Cet emprisonnement dans ces innombrables rouages que sont le contrôle médical annuel, les demandes des autorités, les assurances entêtées… Lorsqu’on est atteint d’un handicap chronique, on est exposé à de nombreuses influences extérieures. Comme vous le décrivez de façon très pertinente, on s’imagine de nombreux scénarios avant un examen. La peur d’un possible diagnostic défavorable est difficilement maîtrisable. L’examen en lui-même ainsi que les nombreuses questions intimes posées notamment par les hommes nous entraînent vers un enfer de honte. Comment gérer cette situation ? Voilà une véritable bonne question, à laquelle je n’ai jusqu’à présent pas su répondre.

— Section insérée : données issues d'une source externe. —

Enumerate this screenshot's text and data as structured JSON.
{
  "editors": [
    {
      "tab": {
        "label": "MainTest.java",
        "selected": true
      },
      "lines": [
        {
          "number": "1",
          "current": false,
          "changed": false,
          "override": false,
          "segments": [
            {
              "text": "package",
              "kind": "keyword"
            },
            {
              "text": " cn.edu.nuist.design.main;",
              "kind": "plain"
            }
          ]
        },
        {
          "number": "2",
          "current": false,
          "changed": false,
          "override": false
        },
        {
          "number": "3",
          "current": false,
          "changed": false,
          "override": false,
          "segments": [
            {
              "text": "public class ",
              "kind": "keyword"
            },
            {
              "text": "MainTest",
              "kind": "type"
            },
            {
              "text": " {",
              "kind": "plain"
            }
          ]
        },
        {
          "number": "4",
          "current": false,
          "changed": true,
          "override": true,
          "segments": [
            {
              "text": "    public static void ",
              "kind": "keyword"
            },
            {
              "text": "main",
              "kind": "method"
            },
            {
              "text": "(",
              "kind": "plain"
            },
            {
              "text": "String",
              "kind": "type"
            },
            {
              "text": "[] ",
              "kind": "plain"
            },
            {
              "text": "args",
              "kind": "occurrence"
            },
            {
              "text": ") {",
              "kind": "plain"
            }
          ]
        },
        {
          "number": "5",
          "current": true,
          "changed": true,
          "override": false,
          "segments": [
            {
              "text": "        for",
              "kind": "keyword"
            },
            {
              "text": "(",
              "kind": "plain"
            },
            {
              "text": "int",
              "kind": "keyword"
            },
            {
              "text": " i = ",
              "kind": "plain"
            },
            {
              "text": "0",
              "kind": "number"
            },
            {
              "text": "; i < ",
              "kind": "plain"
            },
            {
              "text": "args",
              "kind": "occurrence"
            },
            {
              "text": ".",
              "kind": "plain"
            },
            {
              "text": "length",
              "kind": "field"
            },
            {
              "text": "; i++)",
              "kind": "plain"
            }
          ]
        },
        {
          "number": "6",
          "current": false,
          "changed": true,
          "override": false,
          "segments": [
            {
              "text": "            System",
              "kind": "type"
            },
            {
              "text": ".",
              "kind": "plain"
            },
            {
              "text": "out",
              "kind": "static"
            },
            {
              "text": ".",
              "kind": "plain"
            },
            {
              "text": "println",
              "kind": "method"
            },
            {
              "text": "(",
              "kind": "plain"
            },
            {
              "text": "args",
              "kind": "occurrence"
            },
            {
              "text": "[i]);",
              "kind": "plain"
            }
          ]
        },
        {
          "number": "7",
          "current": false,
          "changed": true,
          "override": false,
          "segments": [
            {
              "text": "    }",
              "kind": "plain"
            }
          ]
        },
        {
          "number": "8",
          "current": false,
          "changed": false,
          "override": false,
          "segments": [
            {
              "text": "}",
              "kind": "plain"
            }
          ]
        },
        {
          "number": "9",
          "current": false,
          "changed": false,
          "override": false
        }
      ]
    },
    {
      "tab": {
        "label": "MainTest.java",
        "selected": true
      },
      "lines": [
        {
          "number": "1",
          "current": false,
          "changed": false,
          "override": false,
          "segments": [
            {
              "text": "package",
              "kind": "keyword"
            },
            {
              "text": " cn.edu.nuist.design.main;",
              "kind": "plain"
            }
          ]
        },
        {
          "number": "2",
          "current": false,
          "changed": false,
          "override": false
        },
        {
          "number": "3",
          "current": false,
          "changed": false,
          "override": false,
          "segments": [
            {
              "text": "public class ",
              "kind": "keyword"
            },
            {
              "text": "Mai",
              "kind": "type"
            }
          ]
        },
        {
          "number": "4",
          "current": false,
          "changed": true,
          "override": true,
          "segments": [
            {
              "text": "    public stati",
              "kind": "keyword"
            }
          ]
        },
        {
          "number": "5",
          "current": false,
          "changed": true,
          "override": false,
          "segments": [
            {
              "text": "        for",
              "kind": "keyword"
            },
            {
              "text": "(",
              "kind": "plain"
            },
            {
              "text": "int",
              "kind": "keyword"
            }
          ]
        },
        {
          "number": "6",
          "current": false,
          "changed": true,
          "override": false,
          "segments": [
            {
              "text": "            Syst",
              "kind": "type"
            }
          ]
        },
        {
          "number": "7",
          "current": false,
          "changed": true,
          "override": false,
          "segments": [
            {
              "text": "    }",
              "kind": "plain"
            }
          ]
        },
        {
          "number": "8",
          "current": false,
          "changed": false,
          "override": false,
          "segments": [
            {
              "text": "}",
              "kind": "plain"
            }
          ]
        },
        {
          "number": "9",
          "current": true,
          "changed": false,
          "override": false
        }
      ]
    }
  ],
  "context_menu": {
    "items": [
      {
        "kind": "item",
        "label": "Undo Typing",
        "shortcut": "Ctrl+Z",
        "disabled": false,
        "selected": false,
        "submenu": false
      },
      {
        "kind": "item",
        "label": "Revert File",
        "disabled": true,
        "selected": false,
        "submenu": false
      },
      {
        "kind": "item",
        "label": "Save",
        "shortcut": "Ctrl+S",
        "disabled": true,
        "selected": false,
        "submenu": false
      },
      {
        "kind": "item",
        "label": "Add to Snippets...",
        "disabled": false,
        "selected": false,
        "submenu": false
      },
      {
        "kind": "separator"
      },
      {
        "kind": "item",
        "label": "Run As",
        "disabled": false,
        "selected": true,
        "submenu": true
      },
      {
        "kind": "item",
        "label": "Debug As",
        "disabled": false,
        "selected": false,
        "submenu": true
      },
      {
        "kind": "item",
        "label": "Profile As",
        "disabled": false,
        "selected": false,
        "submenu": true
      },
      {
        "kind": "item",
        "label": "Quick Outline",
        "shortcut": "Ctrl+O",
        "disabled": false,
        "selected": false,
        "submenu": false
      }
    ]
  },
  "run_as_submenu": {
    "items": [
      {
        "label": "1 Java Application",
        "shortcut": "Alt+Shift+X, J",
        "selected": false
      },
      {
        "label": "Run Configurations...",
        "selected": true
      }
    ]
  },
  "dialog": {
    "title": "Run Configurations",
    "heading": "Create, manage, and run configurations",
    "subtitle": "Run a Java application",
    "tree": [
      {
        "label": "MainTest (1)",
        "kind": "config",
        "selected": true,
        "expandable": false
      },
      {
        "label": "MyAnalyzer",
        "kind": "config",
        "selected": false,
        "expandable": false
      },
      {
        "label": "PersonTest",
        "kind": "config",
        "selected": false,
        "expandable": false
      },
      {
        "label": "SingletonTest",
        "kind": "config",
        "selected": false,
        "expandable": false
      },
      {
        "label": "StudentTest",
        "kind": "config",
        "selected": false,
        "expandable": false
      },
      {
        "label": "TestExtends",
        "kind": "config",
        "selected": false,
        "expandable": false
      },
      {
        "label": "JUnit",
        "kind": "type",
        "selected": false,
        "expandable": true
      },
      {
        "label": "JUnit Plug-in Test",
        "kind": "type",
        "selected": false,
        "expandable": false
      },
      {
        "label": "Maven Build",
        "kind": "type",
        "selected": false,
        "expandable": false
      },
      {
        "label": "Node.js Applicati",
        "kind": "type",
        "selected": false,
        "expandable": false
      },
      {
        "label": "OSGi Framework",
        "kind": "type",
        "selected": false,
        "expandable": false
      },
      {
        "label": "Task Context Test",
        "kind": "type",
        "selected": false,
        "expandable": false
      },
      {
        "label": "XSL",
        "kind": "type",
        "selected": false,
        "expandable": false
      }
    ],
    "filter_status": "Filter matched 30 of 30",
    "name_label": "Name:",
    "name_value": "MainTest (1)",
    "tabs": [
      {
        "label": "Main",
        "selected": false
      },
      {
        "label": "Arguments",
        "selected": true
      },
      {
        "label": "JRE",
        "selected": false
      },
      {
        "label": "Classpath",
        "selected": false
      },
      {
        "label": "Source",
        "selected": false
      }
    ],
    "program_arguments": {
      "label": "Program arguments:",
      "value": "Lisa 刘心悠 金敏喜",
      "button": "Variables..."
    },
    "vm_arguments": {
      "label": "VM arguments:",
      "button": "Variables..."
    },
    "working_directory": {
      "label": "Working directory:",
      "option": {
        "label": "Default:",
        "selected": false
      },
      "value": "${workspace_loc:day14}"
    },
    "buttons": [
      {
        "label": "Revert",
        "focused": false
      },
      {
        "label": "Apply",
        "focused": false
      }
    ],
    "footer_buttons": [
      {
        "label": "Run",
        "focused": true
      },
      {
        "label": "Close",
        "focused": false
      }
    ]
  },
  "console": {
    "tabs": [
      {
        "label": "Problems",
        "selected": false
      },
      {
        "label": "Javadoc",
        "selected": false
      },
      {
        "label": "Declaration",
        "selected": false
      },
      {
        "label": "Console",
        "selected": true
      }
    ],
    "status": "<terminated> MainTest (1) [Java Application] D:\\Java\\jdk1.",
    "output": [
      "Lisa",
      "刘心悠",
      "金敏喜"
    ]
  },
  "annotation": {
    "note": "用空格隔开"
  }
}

Vous semblez être une femme très responsable et attentive à sa santé, qui connaît très bien son corps et ses besoins. Les examens réguliers vous semblent donc mal venus. Grâce à votre grande maîtrise de vous-même et à votre sens des responsabilités, vous pourriez probablement allonger à 2 ans l’intervalle entre certains examens, ou les prévoir en fonction de vos besoins. Qu’en pensez-vous ? Ce serait possible ? Vous pourriez ainsi reporter les moments qui vous sont désagréables, ce qui réduirait un peu le fardeau. J’ai appris de façon fortuite que des examens urologiques pour les personnes en fauteuil roulant sont également proposés en Suisse romande, à Lausanne. Est-ce que cela pourrait être une option pour vous ? Je pense qu’un appel ou un e-mail au service ambulatoire du Centre suisse des paraplégiques permettrait d’éclaircir la chose.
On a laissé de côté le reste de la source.